2. Segundo o informativo do STF, as emendas foram consideradas inconstitucionais porque aquele Tribunal entendeu que os órgãos de segurança pública são aqueles enumerados, taxativamente, no art.144 da Contituição Federal: "O rol de órgãos encarregados do exercício da segurança pública, previsto no art. 144, I a V, da CF, é taxativo, e esse modelo federal deve ser observado pelos Estados-membros e pelo Distrito Federal. Com base nesse entendimento, o Tribunal, por maioria, julgou procedente, em parte, pedido formulado em ação direta proposta pelo Partido Social Liberal - PSL para declarar a inconstitucionalidade da EC 19/98 e da expressão “Instituto-Geral de Perícias” constante da EC 18/97, ambas da Constituição do Estado do Rio Grande do Sul, que dispõem sobre o aludido Instituto-Geral de Perícias."

3. Muito se fala de autonomia federativa, sobretudo dos Estados membros.  Os Estados são os pilares do que se pode chamar de Federação. Na época do Império fomos um País unitário (não federado). Com a República veio a Federação, inspirada no modelo norte americano, aonde esta forma de organização do Estado é, sem dúvida, muito mais desenvolvida e real. Em nossos longos períodos ditatoriais, o sentimento unitário do País voltou a se fortalecer.

4. A Constituição de 1988 veio não só reafirmar o modelo federativo, como também inovou, introduzindo os Municípios como entes políticos da Federação Brasileira. Com isto, espremeu os Estados entre força política da União, e ação local dos Municípios. Além disto, a Constituição, por ser muito minuciosa e analítica, como preferem os juristas, deixa pouco espaço para que os Estados legislem com mais flexibilidade sobre suas preferências regionais de legislação, segundo suas culturas locais.  E o Supremo parece querer reforçar esta ideia...
5. A interpretação feita pelo STF do art.144 da CF foi uma interpretação estrita; e logo na área de Segurança Pública, onde os Estados têm responsabilidades tão importantes!  Se mais inspirada no espírito federativo, a interpretação do STF poderia ter sido outra.
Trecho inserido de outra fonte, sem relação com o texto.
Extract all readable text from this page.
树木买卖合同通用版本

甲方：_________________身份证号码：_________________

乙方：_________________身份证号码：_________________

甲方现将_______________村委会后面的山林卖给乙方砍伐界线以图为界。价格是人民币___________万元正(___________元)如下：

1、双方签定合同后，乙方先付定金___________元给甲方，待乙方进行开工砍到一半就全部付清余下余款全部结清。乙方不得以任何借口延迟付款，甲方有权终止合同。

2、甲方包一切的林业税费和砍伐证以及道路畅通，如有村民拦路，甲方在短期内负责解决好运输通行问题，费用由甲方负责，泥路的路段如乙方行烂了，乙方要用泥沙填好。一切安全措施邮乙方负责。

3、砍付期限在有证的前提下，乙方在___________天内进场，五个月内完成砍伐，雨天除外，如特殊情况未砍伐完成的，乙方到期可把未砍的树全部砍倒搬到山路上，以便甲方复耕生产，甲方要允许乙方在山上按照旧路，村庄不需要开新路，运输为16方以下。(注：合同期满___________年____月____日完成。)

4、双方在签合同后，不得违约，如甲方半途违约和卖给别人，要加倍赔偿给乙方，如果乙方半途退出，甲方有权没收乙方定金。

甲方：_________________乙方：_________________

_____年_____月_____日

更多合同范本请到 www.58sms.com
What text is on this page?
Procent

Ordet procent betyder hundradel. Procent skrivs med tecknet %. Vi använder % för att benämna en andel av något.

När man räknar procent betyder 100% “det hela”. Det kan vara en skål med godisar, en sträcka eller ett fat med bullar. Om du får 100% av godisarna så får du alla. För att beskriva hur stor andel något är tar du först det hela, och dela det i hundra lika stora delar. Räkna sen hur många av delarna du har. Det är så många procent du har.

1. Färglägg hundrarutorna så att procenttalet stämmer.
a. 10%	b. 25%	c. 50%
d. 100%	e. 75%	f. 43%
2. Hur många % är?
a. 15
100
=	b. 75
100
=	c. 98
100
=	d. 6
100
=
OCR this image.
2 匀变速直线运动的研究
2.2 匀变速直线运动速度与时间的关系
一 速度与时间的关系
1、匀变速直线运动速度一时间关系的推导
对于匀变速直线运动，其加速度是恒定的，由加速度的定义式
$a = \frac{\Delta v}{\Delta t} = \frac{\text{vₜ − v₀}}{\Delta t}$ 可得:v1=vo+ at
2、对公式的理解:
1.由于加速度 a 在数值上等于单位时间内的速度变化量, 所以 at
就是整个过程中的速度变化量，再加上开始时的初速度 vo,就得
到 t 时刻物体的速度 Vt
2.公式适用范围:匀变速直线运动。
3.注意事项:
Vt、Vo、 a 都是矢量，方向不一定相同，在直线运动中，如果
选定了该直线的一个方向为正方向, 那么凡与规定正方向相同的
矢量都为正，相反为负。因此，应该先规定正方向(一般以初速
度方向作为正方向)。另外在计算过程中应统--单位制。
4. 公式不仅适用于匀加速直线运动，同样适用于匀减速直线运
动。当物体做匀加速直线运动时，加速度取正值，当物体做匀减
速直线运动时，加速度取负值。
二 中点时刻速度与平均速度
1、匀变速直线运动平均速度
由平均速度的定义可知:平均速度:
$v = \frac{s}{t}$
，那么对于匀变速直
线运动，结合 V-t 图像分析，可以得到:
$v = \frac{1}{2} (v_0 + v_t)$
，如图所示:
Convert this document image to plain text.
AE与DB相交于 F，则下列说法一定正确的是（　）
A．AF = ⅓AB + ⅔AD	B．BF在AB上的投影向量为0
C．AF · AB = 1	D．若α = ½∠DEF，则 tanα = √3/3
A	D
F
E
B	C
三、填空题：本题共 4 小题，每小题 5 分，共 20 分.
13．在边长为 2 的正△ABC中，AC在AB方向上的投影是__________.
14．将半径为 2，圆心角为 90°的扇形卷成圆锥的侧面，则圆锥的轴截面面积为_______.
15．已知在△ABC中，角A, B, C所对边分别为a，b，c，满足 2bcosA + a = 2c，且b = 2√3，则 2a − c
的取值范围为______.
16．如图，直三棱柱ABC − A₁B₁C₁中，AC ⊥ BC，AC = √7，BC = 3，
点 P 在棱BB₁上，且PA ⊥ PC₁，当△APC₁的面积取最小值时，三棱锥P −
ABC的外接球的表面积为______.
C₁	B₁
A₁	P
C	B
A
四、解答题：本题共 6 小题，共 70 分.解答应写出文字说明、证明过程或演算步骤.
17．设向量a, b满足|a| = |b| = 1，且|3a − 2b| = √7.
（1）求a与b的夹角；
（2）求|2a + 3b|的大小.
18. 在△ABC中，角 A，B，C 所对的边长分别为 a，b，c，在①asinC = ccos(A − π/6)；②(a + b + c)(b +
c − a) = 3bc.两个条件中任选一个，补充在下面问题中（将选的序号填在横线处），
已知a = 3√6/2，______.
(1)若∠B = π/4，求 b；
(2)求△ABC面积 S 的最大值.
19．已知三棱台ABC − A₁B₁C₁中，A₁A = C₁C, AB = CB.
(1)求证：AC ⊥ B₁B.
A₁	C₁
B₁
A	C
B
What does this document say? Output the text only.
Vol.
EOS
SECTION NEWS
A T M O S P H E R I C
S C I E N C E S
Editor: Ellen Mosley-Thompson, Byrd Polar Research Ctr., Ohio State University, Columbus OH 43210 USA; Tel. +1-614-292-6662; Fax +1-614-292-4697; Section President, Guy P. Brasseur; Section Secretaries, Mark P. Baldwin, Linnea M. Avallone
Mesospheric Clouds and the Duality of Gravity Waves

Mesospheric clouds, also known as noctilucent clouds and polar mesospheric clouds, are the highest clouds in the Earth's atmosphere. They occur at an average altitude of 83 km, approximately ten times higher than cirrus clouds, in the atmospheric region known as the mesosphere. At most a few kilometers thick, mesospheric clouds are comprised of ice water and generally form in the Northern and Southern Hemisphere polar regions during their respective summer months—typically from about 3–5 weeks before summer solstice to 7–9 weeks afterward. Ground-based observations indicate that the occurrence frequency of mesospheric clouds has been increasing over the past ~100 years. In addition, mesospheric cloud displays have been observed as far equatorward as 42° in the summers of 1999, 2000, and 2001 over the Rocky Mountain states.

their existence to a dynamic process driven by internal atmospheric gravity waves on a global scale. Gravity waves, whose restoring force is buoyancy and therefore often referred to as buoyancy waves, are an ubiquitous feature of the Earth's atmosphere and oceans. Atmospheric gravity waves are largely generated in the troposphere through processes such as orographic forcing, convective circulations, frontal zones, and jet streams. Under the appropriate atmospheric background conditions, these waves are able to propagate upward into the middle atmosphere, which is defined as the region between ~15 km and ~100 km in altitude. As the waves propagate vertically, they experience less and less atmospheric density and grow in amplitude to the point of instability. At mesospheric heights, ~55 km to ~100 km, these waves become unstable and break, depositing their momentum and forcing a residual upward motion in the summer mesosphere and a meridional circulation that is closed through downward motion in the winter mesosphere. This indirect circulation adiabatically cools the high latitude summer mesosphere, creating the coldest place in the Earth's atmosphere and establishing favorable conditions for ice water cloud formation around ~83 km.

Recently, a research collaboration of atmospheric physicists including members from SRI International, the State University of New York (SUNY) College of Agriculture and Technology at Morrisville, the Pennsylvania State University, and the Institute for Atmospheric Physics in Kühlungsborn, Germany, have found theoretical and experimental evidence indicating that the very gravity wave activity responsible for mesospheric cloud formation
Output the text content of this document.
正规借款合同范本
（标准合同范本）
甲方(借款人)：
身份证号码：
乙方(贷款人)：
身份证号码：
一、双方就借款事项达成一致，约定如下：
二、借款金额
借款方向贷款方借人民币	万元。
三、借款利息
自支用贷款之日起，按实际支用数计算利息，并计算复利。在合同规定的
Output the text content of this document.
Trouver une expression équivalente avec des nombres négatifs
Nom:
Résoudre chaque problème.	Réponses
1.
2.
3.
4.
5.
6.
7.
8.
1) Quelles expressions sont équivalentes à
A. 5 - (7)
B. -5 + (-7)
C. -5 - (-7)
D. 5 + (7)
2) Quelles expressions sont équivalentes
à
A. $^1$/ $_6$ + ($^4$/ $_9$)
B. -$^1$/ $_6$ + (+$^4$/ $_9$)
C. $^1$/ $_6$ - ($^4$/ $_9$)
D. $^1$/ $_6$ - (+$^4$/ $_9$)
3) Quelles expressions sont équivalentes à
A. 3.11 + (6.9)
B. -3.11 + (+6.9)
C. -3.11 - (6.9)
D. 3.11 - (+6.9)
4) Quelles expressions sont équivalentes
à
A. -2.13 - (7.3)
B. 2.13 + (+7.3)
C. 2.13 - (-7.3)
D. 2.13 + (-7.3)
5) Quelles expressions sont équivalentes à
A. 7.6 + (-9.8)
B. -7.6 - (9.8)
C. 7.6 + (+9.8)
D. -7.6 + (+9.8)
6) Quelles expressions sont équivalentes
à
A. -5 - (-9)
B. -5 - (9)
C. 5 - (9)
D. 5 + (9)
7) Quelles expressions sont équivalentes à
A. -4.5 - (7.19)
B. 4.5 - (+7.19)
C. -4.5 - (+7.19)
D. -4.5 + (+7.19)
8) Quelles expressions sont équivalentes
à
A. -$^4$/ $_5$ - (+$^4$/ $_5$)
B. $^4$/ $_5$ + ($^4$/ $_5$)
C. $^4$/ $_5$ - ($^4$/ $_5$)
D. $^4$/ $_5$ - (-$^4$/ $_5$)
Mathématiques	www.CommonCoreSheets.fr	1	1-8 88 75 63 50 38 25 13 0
Nada mais principiológico na República do que a Federação. Está no seu nome: República Federativa do Brasil.  Portanto, aplicar o fundamento federativo deveria ser regra maior de qualquer interpretação.  Com isso, leis estaduais teriam mais "espaço" no sistema legislativo e organizacional brasileiro,  seriam menos "unitárias" e mais multiculturais - ou multiregionais. Inúmeros assuntos seriam tratados melhor adaptados às culturas regionais do País.  Nada mais democrático num País tão vasto e diverso!